A year ago, I posted an article about the collection of railway traffic data in Hungary, and now it is time to develop a machine learning model and an application based on the gathered data.
The name of the solution is Mennyit Késik?, which translates to “How late it is?” in English. It is capable of predicting delays up to 60 minutes in advance for each suburban train and the predictions are displayed in an interactive map.
The solution consists of the following main building blocks:
- Data collection
- Data storage
- Data processing
- Hyperparameter optimization and model training
- Model execution
- Application backend
- Application frontend
The first step is a collection of lambda functions integrated with multiple data sources. These functions run on a fixed-size VPS, as it does not need to scale. The details of the data collection can be found in a previous article.
On the same VPS there is a MinIO instance running, which is an S3 compatible object storage. The collected data are stored in a MinIO bucket, and they are aggregated and compressed daily using a lambda function to save space.
To create a maintainable data pipeline, I started the project with QuantumBlack Labs’ kedro framework. Kedro is an open-source Python framework for creating reproducible, maintainable, and modular data science code. It borrows concepts from software engineering and applies them to machine-learning code.
The pipeline starts by preprocessing the data available in the MinIO bucket, then proceeds to cleaning, feature extraction, and model input generation.

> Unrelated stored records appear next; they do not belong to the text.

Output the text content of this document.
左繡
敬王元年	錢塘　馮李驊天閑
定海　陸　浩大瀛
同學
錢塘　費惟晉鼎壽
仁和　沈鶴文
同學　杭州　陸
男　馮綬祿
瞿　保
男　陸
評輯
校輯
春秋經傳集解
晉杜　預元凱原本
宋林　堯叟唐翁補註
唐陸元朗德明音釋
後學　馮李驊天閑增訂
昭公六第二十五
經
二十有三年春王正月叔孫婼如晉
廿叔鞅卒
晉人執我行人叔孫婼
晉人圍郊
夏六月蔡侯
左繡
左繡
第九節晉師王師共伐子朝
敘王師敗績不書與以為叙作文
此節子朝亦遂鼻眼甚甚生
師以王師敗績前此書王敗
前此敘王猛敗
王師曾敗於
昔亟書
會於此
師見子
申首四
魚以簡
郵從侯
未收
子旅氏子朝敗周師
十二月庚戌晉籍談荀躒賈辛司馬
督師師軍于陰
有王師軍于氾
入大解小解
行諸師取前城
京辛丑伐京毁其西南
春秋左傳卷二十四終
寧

Hyperparameter optimization and model training
For each train, a distinct LightGBM model is trained. The input of the model consists of both auxiliary and time-series features. The hyperparameter optimization uses the hyperopt library, and the calculated hyperparameters are stored in a MinIO bucket, which can be reused for subsequent pipeline runs. By using the calculated hyperparameters, the models are trained with all available data and are stored in a MinIO bucket.
The trained models are executed each time new data becomes available and the results are stored in a MongoDB database.
The backend of the solution is a NestJS application running on Heroku, and its main purpose is to serve the predictions to the frontend as they are found in the MongoDB database. It is completely independent from the core application logic, and it can be scaled as the number of users increase.